Editor Irene Kacandes is joining us on the Busboys stage alongside author and professor at the University of Pennsylvania, Michael G. Hanchard, to share more about why the humanities are so important today, and how we can work together to bridge the gap between academics and the general public. Copies of the book will be available for purchase during and after the event, and Kacandes will be signing following the program.
This event is free and open to all. Our program begins at 6:00 pm, and will be followed by an audience Q&A. Copies of HUMANITIES FOR HUMANS will be available for purchase before and after the event. Please note that this event is in person and will not be livestreamed.
We ask that guests RSVP in order to receive direct updates about the event from Busboys and Poets Books
Irene Kacandes was educated at Harvard University, Aristotle University (Thessaloniki) and the Freie Universität (Berlin). Kacandes recently retired from Dartmouth College where she held a named chair and taught in the fields of German Studies, Comparative Literature, Women’s, Gender and Sexuality Studies, and Jewish Studies. She is author/editor of ten books, including Daddy's War (Nebraska 2009), Let’s Talk About Death (Prometheus, 2015), Eastern Europe Unmapped (Berghahn, 2017), and On Being: Adjacent to Historical Violence (De Gruyter 2022). Kacandes has held a number of top positions in international professional organizations, including the presidency of the German Studies Association and of the International Society for the Study of Narrative. She also runs a book series on “Interdisciplinary German Cultural Studies” at De Gruyter Brill.

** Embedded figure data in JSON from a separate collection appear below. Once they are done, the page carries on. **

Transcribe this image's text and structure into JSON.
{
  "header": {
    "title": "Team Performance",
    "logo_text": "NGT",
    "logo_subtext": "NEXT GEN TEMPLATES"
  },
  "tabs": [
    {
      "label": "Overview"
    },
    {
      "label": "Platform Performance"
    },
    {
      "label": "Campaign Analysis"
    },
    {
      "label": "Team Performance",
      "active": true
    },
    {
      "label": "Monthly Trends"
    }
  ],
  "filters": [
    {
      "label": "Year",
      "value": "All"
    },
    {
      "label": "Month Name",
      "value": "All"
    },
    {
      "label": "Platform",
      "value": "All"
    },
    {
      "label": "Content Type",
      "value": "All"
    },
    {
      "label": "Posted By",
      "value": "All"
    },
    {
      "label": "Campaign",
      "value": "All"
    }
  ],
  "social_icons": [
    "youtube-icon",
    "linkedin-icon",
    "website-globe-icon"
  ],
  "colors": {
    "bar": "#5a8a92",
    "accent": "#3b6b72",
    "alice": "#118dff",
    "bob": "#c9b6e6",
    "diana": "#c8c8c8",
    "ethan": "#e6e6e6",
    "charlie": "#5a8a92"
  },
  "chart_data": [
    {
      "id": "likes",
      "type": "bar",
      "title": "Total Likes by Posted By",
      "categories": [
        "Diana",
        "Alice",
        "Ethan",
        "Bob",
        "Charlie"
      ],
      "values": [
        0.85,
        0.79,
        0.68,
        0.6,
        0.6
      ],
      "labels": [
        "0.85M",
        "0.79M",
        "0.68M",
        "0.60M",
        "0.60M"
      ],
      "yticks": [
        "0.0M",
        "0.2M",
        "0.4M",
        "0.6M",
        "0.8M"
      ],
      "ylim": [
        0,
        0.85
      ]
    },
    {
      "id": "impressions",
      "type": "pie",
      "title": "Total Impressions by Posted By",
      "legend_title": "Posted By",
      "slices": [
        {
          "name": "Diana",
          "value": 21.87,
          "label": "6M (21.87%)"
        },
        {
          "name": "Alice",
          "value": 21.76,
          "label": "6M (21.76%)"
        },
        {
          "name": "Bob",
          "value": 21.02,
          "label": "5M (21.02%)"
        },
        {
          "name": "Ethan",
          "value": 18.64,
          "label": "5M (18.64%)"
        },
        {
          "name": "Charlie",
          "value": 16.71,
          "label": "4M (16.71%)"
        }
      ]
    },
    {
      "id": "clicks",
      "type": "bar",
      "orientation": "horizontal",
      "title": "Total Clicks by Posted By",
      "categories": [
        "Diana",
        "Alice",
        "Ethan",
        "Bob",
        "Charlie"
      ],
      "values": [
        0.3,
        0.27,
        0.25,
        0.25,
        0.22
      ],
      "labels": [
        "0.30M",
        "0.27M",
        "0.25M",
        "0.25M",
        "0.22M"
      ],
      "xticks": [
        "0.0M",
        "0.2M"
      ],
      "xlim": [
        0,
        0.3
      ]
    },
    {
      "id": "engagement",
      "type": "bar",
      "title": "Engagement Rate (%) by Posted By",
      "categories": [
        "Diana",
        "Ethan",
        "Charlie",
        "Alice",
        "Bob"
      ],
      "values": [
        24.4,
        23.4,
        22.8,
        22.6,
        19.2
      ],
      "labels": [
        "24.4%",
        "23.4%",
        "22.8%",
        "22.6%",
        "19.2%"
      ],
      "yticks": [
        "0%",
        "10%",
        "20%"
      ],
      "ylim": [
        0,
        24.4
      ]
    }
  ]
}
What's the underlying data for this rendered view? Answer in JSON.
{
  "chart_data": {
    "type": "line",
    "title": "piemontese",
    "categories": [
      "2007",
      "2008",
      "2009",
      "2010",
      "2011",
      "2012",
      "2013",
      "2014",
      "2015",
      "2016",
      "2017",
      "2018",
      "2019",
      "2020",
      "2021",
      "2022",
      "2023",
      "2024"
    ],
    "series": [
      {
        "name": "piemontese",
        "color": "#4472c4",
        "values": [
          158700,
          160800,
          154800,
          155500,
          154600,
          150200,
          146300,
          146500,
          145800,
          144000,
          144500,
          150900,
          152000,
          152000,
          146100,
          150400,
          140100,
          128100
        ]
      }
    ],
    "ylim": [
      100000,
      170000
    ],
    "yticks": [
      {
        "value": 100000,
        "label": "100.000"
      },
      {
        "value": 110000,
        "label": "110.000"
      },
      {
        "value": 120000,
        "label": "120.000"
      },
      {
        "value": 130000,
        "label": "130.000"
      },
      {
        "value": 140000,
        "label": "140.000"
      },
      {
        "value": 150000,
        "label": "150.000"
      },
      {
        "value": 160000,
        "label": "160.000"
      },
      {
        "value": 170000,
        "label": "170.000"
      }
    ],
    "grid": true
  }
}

Michael G. Hanchard is the Gustave C. Kuemmerle Professor in the Africana Studies Department at the University of Pennsylvania, where he directs the Marginalized Populations project. His publications include Orpheus and Power: The Movimento Negro of Rio de Janeiro and Sao Paulo, Brazil, 1945-1988 (Princeton, 1994), Racial Politics in Contemporary Brazil, editor, (Duke, 1999), Party/Politics: Horizons in Black Political Thought (Oxford, 2006) and most recently The Spectre of Race: How Discrimination Haunts Western Democracy (Princeton, 2018). He is currently at work on a book entitled Fascism and Racism: A Love Story, a meditation on the continuities and discontinuities between fascism and other forms of racial rule. Prof. Hanchard was elected to the American Academy of Arts and Sciences in 2021.